Duas pessoas foram assassinadas, mas ninguém foi punido pelos crimes. Desde as mortes, passaram-se 17 anos, numa demora que emperra a Justiça. Provas foram destruídas, e a investigação no calor do fato foi deficiente.
O julgamento oferece lições para o jornalismo. Não cabe à imprensa patrocinar laudos periciais, substituir o papel da Justiça e decretar arbitrariamente o encerramento de casos controversos.
Até o começo de 1999, existiam dois laudos divergentes. Em 23 de março daquele ano, o promotor encarregado do caso disse que pediria o arquivamento do processo, por ausência de provas de duplo homicídio. No dia seguinte, a Folha publicou fotografias que contradiziam as perícias que bancavam a versão de Suzana assassina e suicida.
Então, o Ministério Público retomou a investigação, e houve a reviravolta.

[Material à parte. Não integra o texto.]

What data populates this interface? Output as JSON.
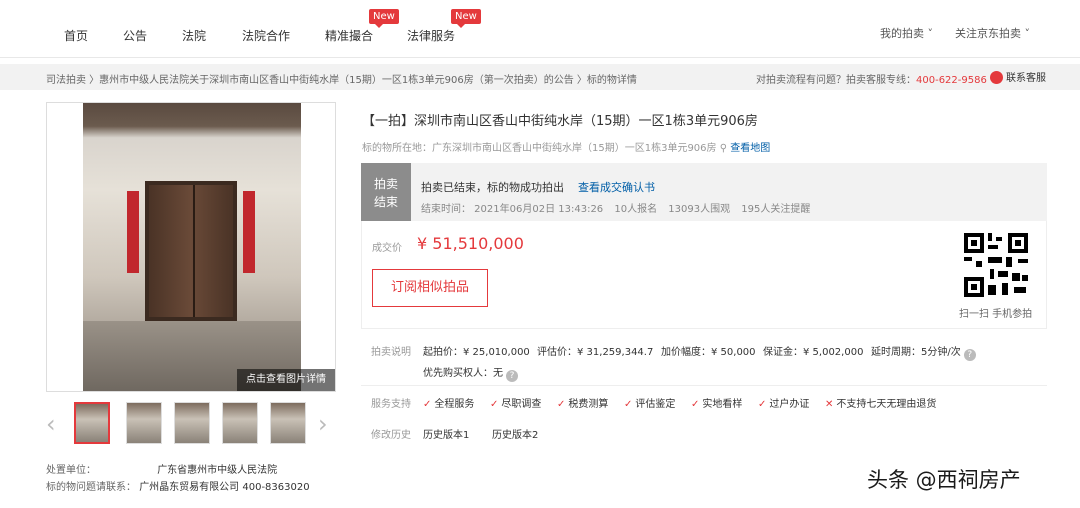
{
  "topnav": {
    "items": [
      "首页",
      "公告",
      "法院",
      "法院合作",
      "精准撮合",
      "法律服务"
    ],
    "new_badge": "New",
    "my_auction": "我的拍卖",
    "follow": "关注京东拍卖"
  },
  "breadcrumb": {
    "text": "司法拍卖 〉惠州市中级人民法院关于深圳市南山区香山中街纯水岸（15期）一区1栋3单元906房（第一次拍卖）的公告 〉标的物详情",
    "help_prefix": "对拍卖流程有问题？拍卖客服专线：",
    "phone": "400-622-9586",
    "service": "联系客服"
  },
  "gallery": {
    "overlay": "点击查看图片详情",
    "thumb_count": 5
  },
  "owner": {
    "label": "处置单位：",
    "value": "广东省惠州市中级人民法院",
    "contact_label": "标的物问题请联系：",
    "contact_value": "广州晶东贸易有限公司 400-8363020"
  },
  "item": {
    "title": "【一拍】深圳市南山区香山中街纯水岸（15期）一区1栋3单元906房",
    "location_label": "标的物所在地：",
    "location": "广东深圳市南山区香山中街纯水岸（15期）一区1栋3单元906房",
    "map_link": "查看地图"
  },
  "status": {
    "tag_line1": "拍卖",
    "tag_line2": "结束",
    "text": "拍卖已结束，标的物成功拍出",
    "confirm_link": "查看成交确认书",
    "end_time": "结束时间：  2021年06月02日 13:43:26",
    "signups": "10人报名",
    "views": "13093人围观",
    "reminders": "195人关注提醒"
  },
  "price": {
    "label": "成交价",
    "value": "¥ 51,510,000",
    "subscribe": "订阅相似拍品",
    "qr_label": "扫一扫 手机参拍"
  },
  "details": {
    "label": "拍卖说明",
    "start_price": "起拍价：¥ 25,010,000",
    "appraisal": "评估价：¥ 31,259,344.7",
    "increment": "加价幅度：¥ 50,000",
    "deposit": "保证金：¥ 5,002,000",
    "extension": "延时周期：5分钟/次",
    "priority": "优先购买权人：无"
  },
  "services": {
    "label": "服务支持",
    "items": [
      "全程服务",
      "尽职调查",
      "税费测算",
      "评估鉴定",
      "实地看样",
      "过户办证"
    ],
    "negative": "不支持七天无理由退货"
  },
  "history": {
    "label": "修改历史",
    "v1": "历史版本1",
    "v2": "历史版本2"
  },
  "watermark": "头条 @西祠房产",
  "colors": {
    "accent": "#e4393c",
    "link": "#005ea7"
  }
}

Quando especialistas se confrontam, o jornalismo deve buscar de modo autônomo informações que possam esclarecer quem tem razão.
Ao receber a notícia do resultado, lembrei-me do jornalista Ari Cipola. Com o colega Paulo Peixoto e eu, Cipola participou da investigação da Folha sobre o caso PC em 1999.
Cipola morava em Maceió, foi intimidado e precisou ser protegido pela Polícia Federal. Morreu de causas naturais em 2004, aos 42 anos. Pena que ele não viveu para assistir ao julgamento.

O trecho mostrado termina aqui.